Pour les états comme la Suisse, ne remplissant pas ces conditions, il sera fait application des retenues de droit commun : intérêts (article 125A du CGI 18% au 1er janvier 2008 contre 16% auparavant), redevances (article 182B du CGI 33 1/3%), dividendes (article 119 Bis 2 du CGI 25%, la baisse du taux à 18% étant réservée aux ressortissants de la Communauté Européenne, de l’Islande et de la Norvège comme le souligne les notes sur la loi de finances 2008 de droit fiscal 1-2 2008 page 34 § 5).
Avec l’instruction du 29 mars 2007 (4H5.07) l’Administration Fiscale apporte un nouvel assouplissement à sa doctrine rigoureuse déjà aménagée auparavant.

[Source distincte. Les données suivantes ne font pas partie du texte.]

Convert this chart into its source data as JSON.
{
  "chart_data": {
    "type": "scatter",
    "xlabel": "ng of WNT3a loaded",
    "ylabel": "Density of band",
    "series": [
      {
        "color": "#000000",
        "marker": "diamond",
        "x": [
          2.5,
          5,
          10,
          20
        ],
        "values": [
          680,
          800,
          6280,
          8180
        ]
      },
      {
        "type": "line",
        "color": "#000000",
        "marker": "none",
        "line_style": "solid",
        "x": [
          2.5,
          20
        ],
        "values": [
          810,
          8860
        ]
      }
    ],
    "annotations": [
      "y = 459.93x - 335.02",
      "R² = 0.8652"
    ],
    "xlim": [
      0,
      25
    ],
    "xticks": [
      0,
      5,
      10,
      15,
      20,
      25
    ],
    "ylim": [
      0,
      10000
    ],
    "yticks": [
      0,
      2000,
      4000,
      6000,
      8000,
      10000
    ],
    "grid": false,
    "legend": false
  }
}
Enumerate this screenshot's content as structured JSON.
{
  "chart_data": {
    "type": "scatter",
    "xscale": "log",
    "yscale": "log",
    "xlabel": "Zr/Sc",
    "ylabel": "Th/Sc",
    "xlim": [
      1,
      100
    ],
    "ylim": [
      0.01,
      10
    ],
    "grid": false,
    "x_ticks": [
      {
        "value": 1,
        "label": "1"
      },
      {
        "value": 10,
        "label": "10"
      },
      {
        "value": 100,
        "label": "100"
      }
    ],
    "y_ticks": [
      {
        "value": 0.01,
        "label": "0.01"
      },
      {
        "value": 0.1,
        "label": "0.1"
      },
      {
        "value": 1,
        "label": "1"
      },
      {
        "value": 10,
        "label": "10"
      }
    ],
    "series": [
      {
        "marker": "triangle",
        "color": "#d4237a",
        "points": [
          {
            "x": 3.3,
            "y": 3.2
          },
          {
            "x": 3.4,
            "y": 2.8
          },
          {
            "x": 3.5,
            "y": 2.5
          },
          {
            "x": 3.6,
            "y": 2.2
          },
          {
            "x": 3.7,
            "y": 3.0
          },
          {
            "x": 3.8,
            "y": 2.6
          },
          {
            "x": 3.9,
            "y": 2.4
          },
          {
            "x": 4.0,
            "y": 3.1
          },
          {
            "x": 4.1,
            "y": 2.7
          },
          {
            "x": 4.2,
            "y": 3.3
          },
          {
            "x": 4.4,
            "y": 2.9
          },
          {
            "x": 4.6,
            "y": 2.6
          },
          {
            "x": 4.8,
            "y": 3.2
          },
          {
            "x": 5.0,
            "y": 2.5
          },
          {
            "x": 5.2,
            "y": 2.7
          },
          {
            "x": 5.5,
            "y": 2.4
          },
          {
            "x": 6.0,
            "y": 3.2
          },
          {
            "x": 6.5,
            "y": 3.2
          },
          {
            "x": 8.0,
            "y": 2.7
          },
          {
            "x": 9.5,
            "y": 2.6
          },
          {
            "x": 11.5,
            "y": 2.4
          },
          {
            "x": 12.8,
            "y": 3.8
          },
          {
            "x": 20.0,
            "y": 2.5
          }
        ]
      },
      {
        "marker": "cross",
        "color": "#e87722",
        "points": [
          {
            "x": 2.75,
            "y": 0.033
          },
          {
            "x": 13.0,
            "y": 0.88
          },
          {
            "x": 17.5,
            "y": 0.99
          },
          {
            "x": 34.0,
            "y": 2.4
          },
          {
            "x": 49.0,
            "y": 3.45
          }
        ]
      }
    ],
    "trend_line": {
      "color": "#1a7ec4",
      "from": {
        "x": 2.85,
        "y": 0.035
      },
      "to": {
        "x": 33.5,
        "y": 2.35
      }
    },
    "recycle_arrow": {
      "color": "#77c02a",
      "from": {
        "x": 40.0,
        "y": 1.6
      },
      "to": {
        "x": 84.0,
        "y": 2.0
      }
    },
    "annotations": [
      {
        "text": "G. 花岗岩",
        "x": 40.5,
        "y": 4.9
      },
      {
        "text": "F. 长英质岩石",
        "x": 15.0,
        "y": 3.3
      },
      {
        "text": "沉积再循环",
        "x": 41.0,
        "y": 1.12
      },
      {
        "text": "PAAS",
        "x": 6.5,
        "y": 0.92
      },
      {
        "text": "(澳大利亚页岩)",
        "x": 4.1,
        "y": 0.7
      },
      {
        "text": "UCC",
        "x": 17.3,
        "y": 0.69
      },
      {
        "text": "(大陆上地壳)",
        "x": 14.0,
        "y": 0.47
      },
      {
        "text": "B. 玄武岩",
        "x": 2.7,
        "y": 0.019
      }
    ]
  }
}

Ainsi par une instruction du 26 février 2003 (BOI 4H-I-03), après avoir longtemps considéré que les associés non résidents d’une société de personnes française devaient être soumis à la retenue de 25%, qui s’applique en France aux bénéfices nets d’impôt société réalisés par des sociétés de personnes étrangères elle a renoncé à cette perception.
Plus largement, selon les commentateurs (FR Lefebvre 20/07 page 4 § 12) de l’instruction précitée (29 mars 2007 4H5.07) : « La transparence reconnue par la présente instruction aux sociétés de personnes étrangères pour les seuls revenus passifs de source française pourrait n’être qu’une première étape vers une reconnaissance globale, à terme, de la transparence des sociétés de personnes et l’abandon du principe de translucidité (information recueillie au cours de la conférence de l’association fiscale internationale du 7 novembre 2006 à la chambre de commerce et d’industrie de Paris) ».